He aquí un paisaje urbano de Caracas, centro administrativo, político y cultural de Venezuela. He aquí el retrato vivo del pueblo en lucha por una bocanada de aire puro de El Ávila, también conocido como Parque Nacional Waraira Repano, recreo de turistas y pulmón insuficiente para las calles del gas y la tanqueta.
La imagen fue tomada cualquier día de la semana pasada y es sólo una más entre las decenas de miles que ilustran la desgracia cotidiana de ser venezolano bajo la férula de Nicolás Maduro. En esta alegoría de la democracia chavista coexisten la armonía del neoclasicismo y la tensión dramática del romanticismo.

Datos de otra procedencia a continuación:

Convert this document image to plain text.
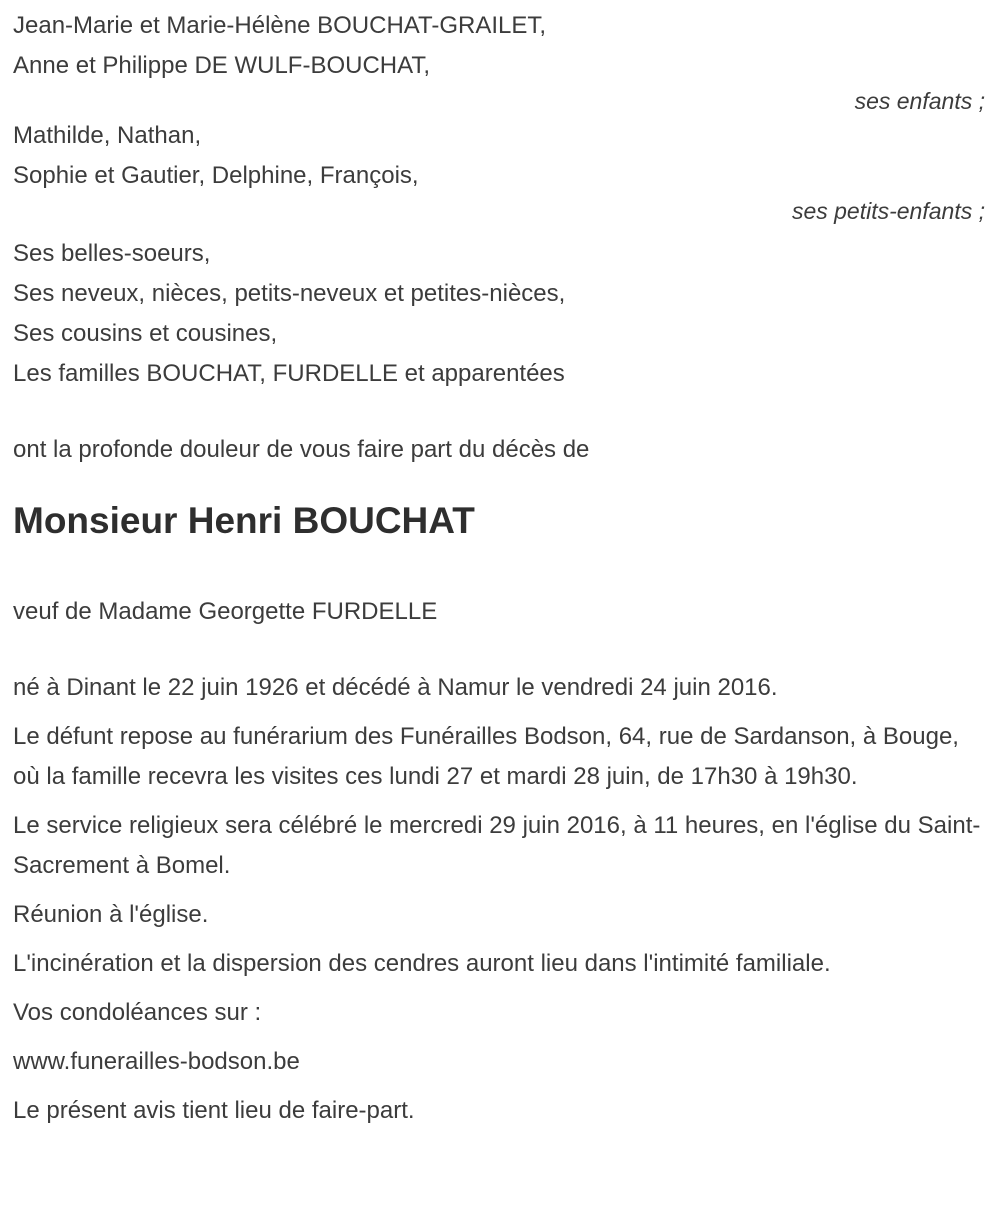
Jean-Marie et Marie-Hélène BOUCHAT-GRAILET,

Anne et Philippe DE WULF-BOUCHAT,

ses enfants ;

Mathilde, Nathan,

Sophie et Gautier, Delphine, François,

ses petits-enfants ;

Ses belles-soeurs,

Ses neveux, nièces, petits-neveux et petites-nièces,

Ses cousins et cousines,

Les familles BOUCHAT, FURDELLE et apparentées

ont la profonde douleur de vous faire part du décès de

Monsieur Henri BOUCHAT

veuf de Madame Georgette FURDELLE

né à Dinant le 22 juin 1926 et décédé à Namur le vendredi 24 juin 2016.

Le défunt repose au funérarium des Funérailles Bodson, 64, rue de Sardanson, à Bouge, où la famille recevra les visites ces lundi 27 et mardi 28 juin, de 17h30 à 19h30.

Le service religieux sera célébré le mercredi 29 juin 2016, à 11 heures, en l'église du Saint-Sacrement à Bomel.

Réunion à l'église.

L'incinération et la dispersion des cendres auront lieu dans l'intimité familiale.

Vos condoléances sur :

www.funerailles-bodson.be

Le présent avis tient lieu de faire-part.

Hay simetría en los personajes y hay tensión trágica en el contraste entre las armaduras de los antidisturbios y el cuerpo desnudo y lampiño del muchacho. La camiseta destrozada -que podría servir de taparrabos-, el torso delgado y la cadera inclinada convierten a este chico en un San Sebastián aseteado por antirrevolucionario, por oligarca y por imperialista.
El hombre carece de los músculos inverosímiles con los que Gericault inmortalizaba a los náufragos porque es hijo de los economatos del régimen. Pero el gesto de asfixia, la cabeza amoratada, la boca abierta, el puño cerrado y el aplicado esfuerzo de los dos agentes de la Guardia Nacional replican los tormentos inveterados de la imaginería religiosa.
Hay quien pregunta si Venezuela es o no una dictadura.
¿Es Venezuela una mujer joven o una vieja, mi mujer o mi suegra, un pato o un conejo? Una mirada desprejuiciada no admitiría la tentación de ambigüedad. Probablemente la respuesta del muchacho tampoco.